ACILI AİLELER DRAMI ANLATTI
Amram sivil toplum kuruluşu, bu ailelerden bazıları ile görüşerek başlarına gelenler hakkında topladığı bilgileri de Anadolu Ajansı ile paylaştı. Amram'ın tuttuğu kayıtlara göre 29 Şubat 1952 doğumlu Yemen asıllı Tsiyon Salem beş aylıkken hastalanarak Yafa'da bir hastaneye kaldırılmış. Birkaç günlük tedavinin ardından hastane yetkilileri annesine Tsiyon'un taburcu edileceğini, eve giderek yeni elbiselerini getirmesini söylemiş. Ancak anne hastaneye geri döndüğünde kendisine oğlunun öldüğü ve defnedildiği söylenmiş. Acılı anne, ağlayarak çocuğunun cenazesini istemiş ancak kendisine ölüm veya defin sertifikası verilmeden hastaneden atılmış. Bunların en ilginç olanlarından biri de 1951'de Yemenli bir ailenin çocuğu olarak doğan ancak başka bir aileye evlatlık verilen S.M'nin hikayesi. Evlatlık edinildiği kendisine söylenmeyen S.M, büyümeye başladıkça kendisi ile gerçek ailesi zannettiği kişiler arasındaki fiziksel farklılıktan şüphelenerek gerçeği öğrenebilmiş. Fiziksel görünümünden dolayı Yemen Yahudisi olduğunu anlaması üzerine evlatlık edinen aile tarafından kendisine, biyolojik anne babasının öldüğü söylenmiş. Konuyu araştıran S.M bunun gerçek olmadığını ve anne babasının sağ olduğunu öğrenmiş ancak onlara ulaşmayı henüz başaramamış.
GÖSTERİLEN MEZARLR BOŞ ÇIKTI
Amran'ın paylaştığı "kayıp bebek" hikayelerinden bir diğeri de yine Yemen asıllı, 1948 doğumlu Nechemia Sharabi'ye ait.
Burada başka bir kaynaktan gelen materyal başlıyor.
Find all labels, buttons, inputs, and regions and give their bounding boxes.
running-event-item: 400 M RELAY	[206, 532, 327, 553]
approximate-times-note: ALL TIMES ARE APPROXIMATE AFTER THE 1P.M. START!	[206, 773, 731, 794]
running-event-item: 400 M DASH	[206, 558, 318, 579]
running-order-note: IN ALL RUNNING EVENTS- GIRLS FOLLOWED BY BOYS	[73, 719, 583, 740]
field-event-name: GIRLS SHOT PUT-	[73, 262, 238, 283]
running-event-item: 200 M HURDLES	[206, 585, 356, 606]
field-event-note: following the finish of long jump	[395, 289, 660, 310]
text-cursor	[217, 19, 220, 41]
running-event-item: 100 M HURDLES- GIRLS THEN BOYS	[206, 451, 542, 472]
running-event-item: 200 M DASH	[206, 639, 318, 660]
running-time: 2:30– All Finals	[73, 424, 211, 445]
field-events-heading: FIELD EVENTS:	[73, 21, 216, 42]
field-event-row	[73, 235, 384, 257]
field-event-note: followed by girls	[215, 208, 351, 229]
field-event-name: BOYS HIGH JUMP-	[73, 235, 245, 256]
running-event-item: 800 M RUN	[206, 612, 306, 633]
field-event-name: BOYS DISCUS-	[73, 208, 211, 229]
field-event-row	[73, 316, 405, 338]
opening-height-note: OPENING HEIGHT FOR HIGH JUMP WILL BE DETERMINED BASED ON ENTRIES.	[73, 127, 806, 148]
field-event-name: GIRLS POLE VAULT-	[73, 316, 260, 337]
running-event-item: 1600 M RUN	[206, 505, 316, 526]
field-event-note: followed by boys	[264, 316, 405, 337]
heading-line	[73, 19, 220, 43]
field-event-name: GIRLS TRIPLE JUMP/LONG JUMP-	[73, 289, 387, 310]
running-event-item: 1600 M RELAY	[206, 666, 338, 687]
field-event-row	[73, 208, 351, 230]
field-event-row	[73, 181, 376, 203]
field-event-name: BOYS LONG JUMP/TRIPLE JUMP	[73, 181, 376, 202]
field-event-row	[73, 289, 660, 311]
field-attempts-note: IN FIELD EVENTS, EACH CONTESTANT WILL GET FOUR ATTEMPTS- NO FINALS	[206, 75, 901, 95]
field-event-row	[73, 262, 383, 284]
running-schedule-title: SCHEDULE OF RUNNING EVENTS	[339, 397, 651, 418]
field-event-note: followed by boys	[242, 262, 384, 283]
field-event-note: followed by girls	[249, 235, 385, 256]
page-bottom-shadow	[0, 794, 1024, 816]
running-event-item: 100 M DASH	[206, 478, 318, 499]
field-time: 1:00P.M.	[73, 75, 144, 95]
Kardeşlerinin anlattığına göre, Sharabi 2 buçuk yaşındayken hastalanarak Tel Aviv'deki Hadassah Hastanesine kaldırılmış. Hastanedeki baba çalışanlar tarafından, "hastanede bekleyemeyeceği" gerekçesiyle ertesi gün gelmek üzere evine gönderilmiş.
Ertesi gün geri geldiğinde çocuğunun hastanedeki yatağını boş gören baba, evladının gece hayatını kaybettiği haberini almış. Çocuğunun cenazesini isteyen babaya hastane yönetimi tarafından "çoktan gömüldü" cevabı verilmiş. Sharabi'nin kardeşlerinin anlattığına göre, çok dindar ve naif biri olan baba, bunun üzerine evine dönmüş. Evlat acısını bir türlü atamayan baba bu olaydan
birkaç yıl sonra kalp krizi geçirerek hayatını kaybetmiş. Babanın ölümünden sonra kardeşleri Sharabi'nin akıbetini araştırmaya
devam etmiş. İçişleri Bakanlığına bağlı cenaze işleri kurumu olan Chevra Kadisha'ya başvuran kardeşler, Sharabi'nin mezarının nerede olduğunu öğrenmiş ancak şüphelerini gidermek için mezarı kazdırdıklarında, içinin boş olduğunu görmüşler.